父女二人进门,院子里端着盆的何娘子立刻上前来请安。
黄老爷摆摆手,自顾自入了正房。
许家人坐在厢房里,一家子都在商量事,看见父女二人登门,一时间没敢出去。
他们不认识黄老爷,但只看他气势和年纪,就猜出了来人的身份。
许大贵之前病入膏肓,许海柏强行给他配了药,他当时说的是不喝不喝,可是乡下人过日子习惯了节省,这药都抓回来了,退又退不掉,肯定是要熬了喝的。
喝了两天,面色好转了许多,但是此时他看到黄老爷出现,不过眨眼之间,脸色就变得比之前还要差。
坏了!
确实坏了。
许海柏看到岳父出现就眼皮子直跳,趴在床上还努力试图起身。
黄老爷站在床前,漠然看着他折腾。
许海柏是真的想要起身,弄得满头大汗,可惜太怕痛了,挪了半天,根本就没能翻身。
“岳父。”
黄老爷沉默良久,忽然道:“城里有许多女婿称呼岳父为爹,以示翁婿亲近之意。但你从来没喊过……像你这般会做戏的人,竟然会纠结一个称呼,可见你心里,你压根就不想与我亲近。喊我岳父,是在提醒旁人你不是上门女婿。”
他嗤笑一声,“既想要黄家女婿带来的好处,却连一个称呼都如此在意。许海柏,我早该看出你的真面目了才对。”
许海柏满脸焦急、“岳父,我家乡那边不能乱喊,不是……”
“我不想听你解释,反正你以后也不用再喊。”黄老爷伸出手,门外的随从立刻进门送上了一纸文书。

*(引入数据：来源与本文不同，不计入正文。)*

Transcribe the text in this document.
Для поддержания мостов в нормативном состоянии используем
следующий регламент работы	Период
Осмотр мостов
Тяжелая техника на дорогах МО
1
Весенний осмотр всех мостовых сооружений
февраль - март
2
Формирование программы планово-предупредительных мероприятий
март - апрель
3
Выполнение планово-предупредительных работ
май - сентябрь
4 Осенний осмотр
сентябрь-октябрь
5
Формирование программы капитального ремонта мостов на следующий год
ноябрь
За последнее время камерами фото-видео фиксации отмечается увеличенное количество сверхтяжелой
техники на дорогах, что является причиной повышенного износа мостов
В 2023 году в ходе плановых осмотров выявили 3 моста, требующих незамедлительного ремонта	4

“你与我女儿结为夫妻,当年有送婚书到衙门,今日这张休书你摁了吧。”
语气轻飘飘,却不容拒绝。
许海柏面色更白了几分。
“岳父,我不要……爹……”
黄老爷打断他:“你现在就是喊我祖宗,也迟了!”
他自顾自取过了下人送上的印泥,拉着许海柏的手摁上,然后摁到了那张休书上。
许海柏想要抽回手,根本就抽不动,眼睁睁看着自己鲜红的指印落在了那张休书上。
休书不止一张,一共三份。
许海柏的手都不需要动,因为黄老爷会把休书送到他的手指底下。
许海柏急得都哭出来了:“爹……”
休书摁完,黄老爷丢了一张在他身上,又将剩下的两张放到随从递过来的托盘上:“拿去衙门记档。”
“我不!”许海柏被妻子责打已经很让他绝望,没想到更绝望的是岳父要将他扫地出门。
如果是黄妙娘不要他,他可以哭,可以求,可以耍无赖,可岳父决定的事情,他压根更改不了。
比如此时,门口的随从已经去了。
许海柏再也顾不得身上的疼痛,从床上挣扎着想要下地,最后却从床上滚了下来。
“岳父,小婿真的知道错了,您原谅小婿一回……是他们,他们用曾经的恩情逼着我答应那些事,小婿心里不想那么干,真的……小婿很疼女儿……”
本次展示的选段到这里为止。